News|Videos|October 18, 2025

In AI vs. Humans, AI Can ‘Surpass’ and By Far | AAO 2025

Alfredo A. Sadun, M.D., Ph.D., discusses two applications of AI in ophthalmology where AI far exceeds what a human ophthalmologist can do.

Many people worry about artificial intelligence (AI) replacing humans. Alfredo A. Sadun, M.D., Ph.D., has a different take.

“It’s not replacing humans. It's surpassing us by far,” said Sadun, chief of

ophthalmology at UCLA’s Doheny Eye Institute, said in an interview with Managed Healthcare Executive (MHE).

Sadun was the chair and moderator of a session on artificial intelligence this morning at the American Academy of Ophthalmology meeting in Orlando, Florida.

In this interview with MHE, Sadun gave two examples of AI surpassing humans and, more particularly, human ophthalmologists. Doheny is a major center for the reading of fundus imaging, so Google approached the institute about using its huge supply of images, Sadun explained. After working with the images, Google’s engineers said they could establish the gender of the patients from the fundus image 97% of the time. Sadun said he could only hope to be accurate 50% of the time if faced with the same task. There are some caveats: the patients have to be past puberty, and the eyes couldn’t have pathology; the Google AI didn’t work if there was a lot of macular degeneration, Sadun said.

AI can “do things we can't do, do it instantly, and do it very well,” Sadun said.
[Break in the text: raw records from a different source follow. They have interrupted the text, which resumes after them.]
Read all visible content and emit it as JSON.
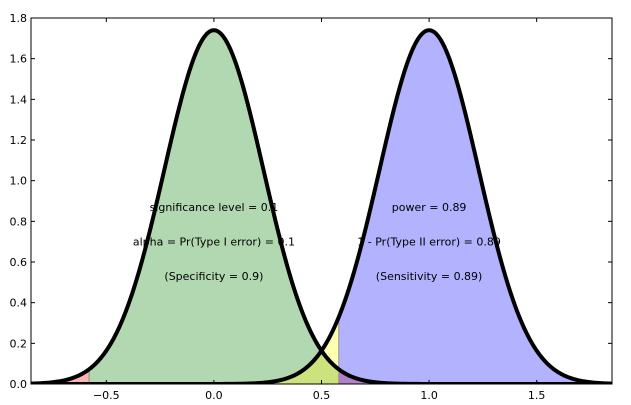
{
  "chart_data": {
    "type": "area",
    "title": "",
    "xlabel": "",
    "ylabel": "",
    "xlim": [
      -0.85,
      1.85
    ],
    "ylim": [
      0.0,
      1.8
    ],
    "x_ticks": [
      {
        "value": -0.5,
        "label": "−0.5"
      },
      {
        "value": 0.0,
        "label": "0.0"
      },
      {
        "value": 0.5,
        "label": "0.5"
      },
      {
        "value": 1.0,
        "label": "1.0"
      },
      {
        "value": 1.5,
        "label": "1.5"
      }
    ],
    "y_ticks": [
      {
        "value": 0.0,
        "label": "0.0"
      },
      {
        "value": 0.2,
        "label": "0.2"
      },
      {
        "value": 0.4,
        "label": "0.4"
      },
      {
        "value": 0.6,
        "label": "0.6"
      },
      {
        "value": 0.8,
        "label": "0.8"
      },
      {
        "value": 1.0,
        "label": "1.0"
      },
      {
        "value": 1.2,
        "label": "1.2"
      },
      {
        "value": 1.4,
        "label": "1.4"
      },
      {
        "value": 1.6,
        "label": "1.6"
      },
      {
        "value": 1.8,
        "label": "1.8"
      }
    ],
    "grid": false,
    "series": [
      {
        "mean": 0.0,
        "sd": 0.23,
        "peak": 1.74,
        "x_range": [
          -0.85,
          1.75
        ]
      },
      {
        "mean": 1.0,
        "sd": 0.23,
        "peak": 1.74,
        "x_range": [
          -0.75,
          1.85
        ]
      }
    ],
    "thresholds": {
      "lower": -0.58,
      "upper": 0.58
    },
    "regions": [
      {
        "name": "lower-tail",
        "color": "#ffb2b2",
        "x_range": [
          -0.85,
          -0.58
        ]
      },
      {
        "name": "null-acceptance",
        "color": "#b2d8b2",
        "x_range": [
          -0.58,
          0.58
        ]
      },
      {
        "name": "type-ii",
        "color": "#ffffb2",
        "x_range": [
          -0.58,
          0.58
        ]
      },
      {
        "name": "overlap",
        "color": "#cbe27e",
        "x_range": [
          -0.58,
          0.58
        ]
      },
      {
        "name": "power",
        "color": "#b2b2ff",
        "x_range": [
          0.58,
          1.85
        ]
      },
      {
        "name": "upper-tail",
        "color": "#b27fc8",
        "x_range": [
          0.58,
          1.85
        ]
      }
    ],
    "curve_color": "#000000",
    "annotations": [
      {
        "text": "significance level = 0.1",
        "x": 0.0,
        "y": 0.87
      },
      {
        "text": "alpha = Pr(Type I error) = 0.1",
        "x": 0.0,
        "y": 0.7
      },
      {
        "text": "(Specificity = 0.9)",
        "x": 0.0,
        "y": 0.53
      },
      {
        "text": "power = 0.89",
        "x": 1.0,
        "y": 0.87
      },
      {
        "text": "1 - Pr(Type II error) = 0.89",
        "x": 1.0,
        "y": 0.7
      },
      {
        "text": "(Sensitivity = 0.89)",
        "x": 1.0,
        "y": 0.53
      }
    ]
  }
}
The other example that Sadun discussed with MHE was the detection of papilledema in the emergency room, which can be an indication of brain swelling and therefore the need for a CT or MRI to look for, for example, bleeding in the brain or even a tumor. “Typically, in an emergency room, they can't tell whether there's papilledema or not, but maybe AI can,” Sadun said.

A recent retrospective study compared the ability of AI to differentiate between true cases of papilledema and those that were just “funny-looking [optic] discs” to the ability of two skillful neuropathologists at Emory University, Nancy Newman, M.D., and Valerie Biousse, M.D., Sadun explained. AI did a little bit better, but the big difference was speed, with AI sorting through the images in a matter of seconds compared to the hours spent by Newman and Biousse.

Neuro-ophthalmologists are in short supply. Sadun spoke about AI filling that void so patients with serious brain conditions don’t get turned away “because their headache is just a headache because there’s nobody there who is a neuro-ophthalmologist.” But he also conceded that there are practical issues, such as who is going to dilate the pupil so a good photograph of the eye is obtained. There are also social, political, and legal issues that need to be worked out, he said.